What @thepudds says is exactly right, and from the gctraces you posted, it looks like you're oversaturating the limit. AFAICT, you're basically asking the GC to do something impossible, and it's doing its best (with some guardrails to prevent total performance collapse).

I don't think it makes sense to consider a performance comparison between GOGC and GOMEMLIMIT. These are not in competition, but rather compose with each other. With GOGC=3 and no GOMEMLIMIT you're giving the GC headroom equivalent to 3% of your live heap. With GOMEMLIMIT=1GiB, AFAICT, you're giving it zero headroom. At some point, something has to give. Memory usage exceeds 1 GiB, and the GC tries hard (up to a point, ~50% of GOMAXPROCS) to keep it low.

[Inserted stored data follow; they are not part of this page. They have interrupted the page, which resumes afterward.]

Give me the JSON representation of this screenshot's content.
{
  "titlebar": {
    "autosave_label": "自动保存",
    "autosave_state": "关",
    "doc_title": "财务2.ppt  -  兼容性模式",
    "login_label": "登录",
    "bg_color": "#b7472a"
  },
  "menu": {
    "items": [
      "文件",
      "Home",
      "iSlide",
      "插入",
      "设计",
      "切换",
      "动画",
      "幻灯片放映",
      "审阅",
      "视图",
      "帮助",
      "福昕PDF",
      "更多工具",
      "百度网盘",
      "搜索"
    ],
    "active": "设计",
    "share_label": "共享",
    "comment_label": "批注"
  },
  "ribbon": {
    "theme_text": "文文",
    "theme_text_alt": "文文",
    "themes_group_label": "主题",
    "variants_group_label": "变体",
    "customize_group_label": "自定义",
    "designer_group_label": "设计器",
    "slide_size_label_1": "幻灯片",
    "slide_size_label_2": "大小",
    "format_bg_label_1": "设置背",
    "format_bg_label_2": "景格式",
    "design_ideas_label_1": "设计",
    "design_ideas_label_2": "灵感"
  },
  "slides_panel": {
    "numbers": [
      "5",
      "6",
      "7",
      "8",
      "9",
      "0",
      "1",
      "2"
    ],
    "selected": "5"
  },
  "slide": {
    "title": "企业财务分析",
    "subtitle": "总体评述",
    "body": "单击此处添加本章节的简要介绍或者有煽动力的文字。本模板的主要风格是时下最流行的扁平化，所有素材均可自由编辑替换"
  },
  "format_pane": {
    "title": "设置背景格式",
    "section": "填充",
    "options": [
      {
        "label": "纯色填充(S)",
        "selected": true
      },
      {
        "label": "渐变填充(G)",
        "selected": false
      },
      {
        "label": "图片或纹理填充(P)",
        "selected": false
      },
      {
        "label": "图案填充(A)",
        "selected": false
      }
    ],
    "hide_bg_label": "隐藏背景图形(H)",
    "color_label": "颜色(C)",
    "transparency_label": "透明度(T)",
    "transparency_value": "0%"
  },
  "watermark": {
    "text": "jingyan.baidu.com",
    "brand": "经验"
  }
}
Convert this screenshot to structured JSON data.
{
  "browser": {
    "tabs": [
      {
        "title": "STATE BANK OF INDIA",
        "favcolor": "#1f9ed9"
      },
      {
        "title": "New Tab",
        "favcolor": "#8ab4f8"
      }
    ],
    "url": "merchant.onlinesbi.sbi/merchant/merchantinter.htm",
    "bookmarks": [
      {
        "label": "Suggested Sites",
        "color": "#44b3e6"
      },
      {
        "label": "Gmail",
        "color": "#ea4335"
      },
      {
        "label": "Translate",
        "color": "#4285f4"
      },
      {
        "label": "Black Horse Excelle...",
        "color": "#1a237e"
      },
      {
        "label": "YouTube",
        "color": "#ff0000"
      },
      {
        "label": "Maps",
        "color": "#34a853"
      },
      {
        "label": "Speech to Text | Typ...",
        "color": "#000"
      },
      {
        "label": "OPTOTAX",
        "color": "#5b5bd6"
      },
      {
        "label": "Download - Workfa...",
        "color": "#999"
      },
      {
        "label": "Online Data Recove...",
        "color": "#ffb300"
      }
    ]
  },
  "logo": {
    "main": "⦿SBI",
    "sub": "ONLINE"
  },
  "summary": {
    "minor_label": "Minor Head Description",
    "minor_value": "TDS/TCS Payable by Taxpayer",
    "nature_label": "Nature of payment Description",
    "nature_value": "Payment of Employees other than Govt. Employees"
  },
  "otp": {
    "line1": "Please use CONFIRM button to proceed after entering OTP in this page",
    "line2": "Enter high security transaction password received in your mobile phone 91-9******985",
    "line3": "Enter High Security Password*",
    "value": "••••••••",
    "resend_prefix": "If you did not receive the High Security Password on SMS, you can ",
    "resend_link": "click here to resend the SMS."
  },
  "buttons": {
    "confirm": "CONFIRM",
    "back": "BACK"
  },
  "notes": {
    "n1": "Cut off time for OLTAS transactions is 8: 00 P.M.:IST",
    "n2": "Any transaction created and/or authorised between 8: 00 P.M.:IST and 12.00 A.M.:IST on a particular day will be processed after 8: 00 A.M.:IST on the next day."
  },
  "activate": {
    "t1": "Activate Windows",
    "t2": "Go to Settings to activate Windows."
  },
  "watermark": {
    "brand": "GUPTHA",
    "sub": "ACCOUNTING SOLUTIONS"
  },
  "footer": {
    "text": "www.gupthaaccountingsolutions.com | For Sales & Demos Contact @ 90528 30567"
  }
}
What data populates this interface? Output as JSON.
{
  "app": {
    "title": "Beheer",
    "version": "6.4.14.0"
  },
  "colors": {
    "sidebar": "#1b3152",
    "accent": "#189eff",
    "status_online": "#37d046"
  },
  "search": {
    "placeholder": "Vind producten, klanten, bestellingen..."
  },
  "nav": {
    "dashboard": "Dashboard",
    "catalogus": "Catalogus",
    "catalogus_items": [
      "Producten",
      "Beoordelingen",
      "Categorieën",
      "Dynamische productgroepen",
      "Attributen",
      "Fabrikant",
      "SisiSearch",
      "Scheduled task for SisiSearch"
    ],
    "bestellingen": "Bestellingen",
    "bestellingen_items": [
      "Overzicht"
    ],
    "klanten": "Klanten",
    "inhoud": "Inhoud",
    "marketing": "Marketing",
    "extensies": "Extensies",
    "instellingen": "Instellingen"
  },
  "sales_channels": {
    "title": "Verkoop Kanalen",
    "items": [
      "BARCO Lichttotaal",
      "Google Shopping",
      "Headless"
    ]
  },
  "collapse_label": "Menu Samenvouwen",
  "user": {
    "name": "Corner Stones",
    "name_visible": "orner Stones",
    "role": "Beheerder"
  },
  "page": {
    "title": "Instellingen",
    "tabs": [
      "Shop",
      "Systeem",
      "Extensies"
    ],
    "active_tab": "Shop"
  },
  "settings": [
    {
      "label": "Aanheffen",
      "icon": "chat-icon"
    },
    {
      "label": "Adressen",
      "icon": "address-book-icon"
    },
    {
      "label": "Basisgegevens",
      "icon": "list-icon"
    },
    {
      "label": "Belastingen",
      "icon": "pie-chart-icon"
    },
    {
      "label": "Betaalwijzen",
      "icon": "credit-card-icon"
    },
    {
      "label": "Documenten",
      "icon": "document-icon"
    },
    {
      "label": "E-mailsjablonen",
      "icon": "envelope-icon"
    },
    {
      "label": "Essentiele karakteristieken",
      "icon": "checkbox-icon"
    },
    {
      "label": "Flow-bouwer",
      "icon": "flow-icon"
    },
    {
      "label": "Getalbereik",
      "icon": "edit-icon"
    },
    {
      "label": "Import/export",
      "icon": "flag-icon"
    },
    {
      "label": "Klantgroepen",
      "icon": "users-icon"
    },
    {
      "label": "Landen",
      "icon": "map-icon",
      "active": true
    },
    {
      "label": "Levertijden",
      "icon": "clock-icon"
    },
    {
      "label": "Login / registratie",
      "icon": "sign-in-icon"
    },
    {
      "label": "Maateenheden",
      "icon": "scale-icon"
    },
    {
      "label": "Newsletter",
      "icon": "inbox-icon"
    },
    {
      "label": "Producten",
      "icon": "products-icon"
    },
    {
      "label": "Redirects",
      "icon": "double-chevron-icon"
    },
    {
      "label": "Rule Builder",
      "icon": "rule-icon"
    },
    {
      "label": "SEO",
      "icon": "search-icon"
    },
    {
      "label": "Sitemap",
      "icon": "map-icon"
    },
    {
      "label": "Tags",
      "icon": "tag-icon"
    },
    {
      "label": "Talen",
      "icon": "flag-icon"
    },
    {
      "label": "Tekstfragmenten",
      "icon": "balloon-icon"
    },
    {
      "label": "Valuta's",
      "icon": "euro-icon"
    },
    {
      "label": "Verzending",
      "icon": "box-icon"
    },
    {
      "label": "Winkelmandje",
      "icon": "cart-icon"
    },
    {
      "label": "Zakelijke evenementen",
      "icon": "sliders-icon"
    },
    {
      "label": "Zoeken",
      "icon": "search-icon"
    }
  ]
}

One could imagine another tuning knob to control how hard the GC works to maintain the memory limit under such conditions. But there are high costs to adding more "knobs" to the GC (see the original GOMEMLIMIT design, #48409). For cross-correlation, this is one possible direction suggested in #58106.

In any case, I don't think there's anything actionable here.